If we had only 1 dispatch unit per warp scheduler, then 4 schedulers could feed only 4x32 = 128 cores per cycle, which is less than 192 cores that are available.
This sentence is complicated to me, with realtion to your answers :
Kepler’s quad warp scheduler selects four warps, and two independent instructions per warp can be dispatched each cycle
It says clearly… issue two instructions per warp… and I think that obviously execute those two instructions. So If the threads of a warp can execute only one instruction, how is possible dispatch and execute two instructions per warp in the kepler??
If a warp has two sequential instructions and the second instruction is not dependent on the first and the instructions are not issued to the same execution unit and all other conditions are met (different per architecture) then the warp scheduler can issue both instructions on same cycle. For example if you program had the instructions
ADD R0, R1, R2
LD R4, [R1+0]
The second instruction is not dependent on the first instruction. The first instruction is an ALU instruction and the second is a LSU instruction. There is a high likelihood that the warp scheduler can issue the instructions in the same cycle.
Please note that the Core i7 processor I’m sending this email on can issue 6 instructions from 1-2 threads per cycle per core.
The logic required for selecting which result to use is in fact identical to the logic required to prevent two instructions with the same destination register from executing is in fact identical.
In the one case, you have
if dest1 == dest2 then block issueport2
In the other you have
if (dest1,isport1write) == (dest2,isport2write) then block isport1write
Either of which compares two addresses and turns off a signal line if they’re the same. Note that the write pins have already been turned off if needed by the predicate.
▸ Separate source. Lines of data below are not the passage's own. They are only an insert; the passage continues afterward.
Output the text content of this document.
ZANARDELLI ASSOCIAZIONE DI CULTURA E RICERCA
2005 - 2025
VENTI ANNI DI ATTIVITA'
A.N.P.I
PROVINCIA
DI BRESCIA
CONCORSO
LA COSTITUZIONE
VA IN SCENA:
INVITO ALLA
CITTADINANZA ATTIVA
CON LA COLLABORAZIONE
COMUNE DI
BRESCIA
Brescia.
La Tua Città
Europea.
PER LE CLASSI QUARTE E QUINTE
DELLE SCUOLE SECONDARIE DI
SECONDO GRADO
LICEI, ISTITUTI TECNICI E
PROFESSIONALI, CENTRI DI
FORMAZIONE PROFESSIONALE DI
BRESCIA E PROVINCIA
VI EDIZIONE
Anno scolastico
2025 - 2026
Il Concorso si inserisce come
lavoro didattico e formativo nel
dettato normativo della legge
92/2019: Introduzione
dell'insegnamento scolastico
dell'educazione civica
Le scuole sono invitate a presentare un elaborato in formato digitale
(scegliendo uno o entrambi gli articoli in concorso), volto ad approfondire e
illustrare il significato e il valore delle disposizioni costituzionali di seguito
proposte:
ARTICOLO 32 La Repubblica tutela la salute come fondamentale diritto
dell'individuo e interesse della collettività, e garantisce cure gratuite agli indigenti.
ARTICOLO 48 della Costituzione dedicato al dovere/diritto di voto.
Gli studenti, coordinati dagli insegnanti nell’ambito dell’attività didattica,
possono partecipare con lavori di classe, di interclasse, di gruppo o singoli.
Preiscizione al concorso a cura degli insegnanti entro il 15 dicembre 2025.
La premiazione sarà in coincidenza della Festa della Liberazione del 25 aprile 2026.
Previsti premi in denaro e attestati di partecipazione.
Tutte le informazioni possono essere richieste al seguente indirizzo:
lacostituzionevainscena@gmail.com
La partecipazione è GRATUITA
Actually, the second one requires an additional bit in the comparitor, since you only want to block if there are actually two writes happening in the first place, but that’s pretty insignificant.
The only reason you’d want to consider blocking the instruction at the issue stage if the destinations are identical would be if the writeback stage was the bottleneck, and so adding logic there would force you to reduce clockspeed.